SCROLL TO CONTINUE WITH CONTENT

Hal tersebut diungkapkannya menyusul penerbitan Surat Edaran (SE) Nomor 9 Tahun 2025 tentang Gerakan Bali Bersih Sampah. Dalam beleid V poin 4 melarang setiap lembaga usaha untuk memproduksi air minum kemasan plastik sekali pakai dengan volume kurang dari 1 liter di Bali.

Artha mengatakan kalau AMDK di bawah 1 liter merupakan produk paling laku di Bali. Sementara AMDK 600 mililiter sampai 1,5 liter kurang diminati konsumen. Hal ini dikarenakan produk ini mudah dijangkau oleh masyarakat kelas menengah.

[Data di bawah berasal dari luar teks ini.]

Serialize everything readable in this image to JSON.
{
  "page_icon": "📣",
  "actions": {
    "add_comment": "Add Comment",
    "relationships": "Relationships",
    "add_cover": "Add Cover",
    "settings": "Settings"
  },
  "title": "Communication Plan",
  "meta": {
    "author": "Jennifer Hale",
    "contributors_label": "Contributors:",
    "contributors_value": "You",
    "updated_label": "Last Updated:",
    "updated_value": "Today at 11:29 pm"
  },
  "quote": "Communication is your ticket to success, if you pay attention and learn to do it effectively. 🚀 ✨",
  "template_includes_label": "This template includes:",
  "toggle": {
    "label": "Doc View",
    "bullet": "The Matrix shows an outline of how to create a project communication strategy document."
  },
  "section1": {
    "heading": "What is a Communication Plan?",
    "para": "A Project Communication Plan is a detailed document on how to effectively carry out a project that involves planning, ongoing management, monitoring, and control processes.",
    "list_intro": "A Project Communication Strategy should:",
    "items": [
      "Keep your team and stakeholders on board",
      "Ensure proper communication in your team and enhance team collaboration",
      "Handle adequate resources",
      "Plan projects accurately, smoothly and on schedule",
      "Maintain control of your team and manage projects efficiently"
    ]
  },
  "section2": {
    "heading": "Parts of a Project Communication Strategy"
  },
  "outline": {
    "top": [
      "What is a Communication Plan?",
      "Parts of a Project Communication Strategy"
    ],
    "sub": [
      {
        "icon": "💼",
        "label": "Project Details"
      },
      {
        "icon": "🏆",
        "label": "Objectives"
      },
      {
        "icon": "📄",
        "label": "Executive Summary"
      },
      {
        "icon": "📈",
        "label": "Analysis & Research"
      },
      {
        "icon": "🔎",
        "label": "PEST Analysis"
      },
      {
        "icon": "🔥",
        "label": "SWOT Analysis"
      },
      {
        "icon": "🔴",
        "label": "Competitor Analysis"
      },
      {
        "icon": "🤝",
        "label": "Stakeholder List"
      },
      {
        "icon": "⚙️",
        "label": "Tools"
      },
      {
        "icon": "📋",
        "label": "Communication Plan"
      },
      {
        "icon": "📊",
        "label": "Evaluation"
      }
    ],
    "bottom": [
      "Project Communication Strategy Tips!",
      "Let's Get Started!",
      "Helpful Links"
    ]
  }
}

Lebih lanjut, ia mengungkapkan kebijakan itu sangat memukul omzet perusahaan. Padahal, perseroan pun baru bangkit dari keterpurukan penjualan. Ia juga mengungkapkan bahwa Asosiasi Perusahaan Air Minum Dalam Kemasan Indonesia (ASPADIN) Bali akan mengadakan audiensi dengan pemprov setempat untuk mempertimbangkan kembali kebijakan ini.

Sementara itu, Mantan anggota DPR dan DPD RI, I Gede Pasek Suardika menilai bahwa SE tersebut merupakan bentuk kesewenang-wenangan. Politisi Partai Kebangkitan Nusantara (PKN) ini mengatakan, SE tersebut tidak menyelesaikan akar permasalahan sampah yang ada di Bali.

"Melarang produk yang telah berizin dan membayar pajak di republik ini adalah bentuk kesewenang-wenangan. Ketidakmampuan dalam mengatasi sampah lalu menyalahkan pihak lain adalah bukti ketidakmengertian menyelesaikan akar masalah," kata Gede dalam akun Facebooknya.

Menurutnya, kebijakan akan terlihat konsisten apabila minuman kemasan sachet, plastik gula pasir, plastik pembungkus beras, dan lainnya juga tidak boleh dijual. Ia mengatakan kebijakan ini juga bisa digugat bilamana ada masyarakat yang merasa keberatan. Hal ini karena plastik dari air mineral terbukti memiliki nilai ekonomis dan bisa didaur ulang.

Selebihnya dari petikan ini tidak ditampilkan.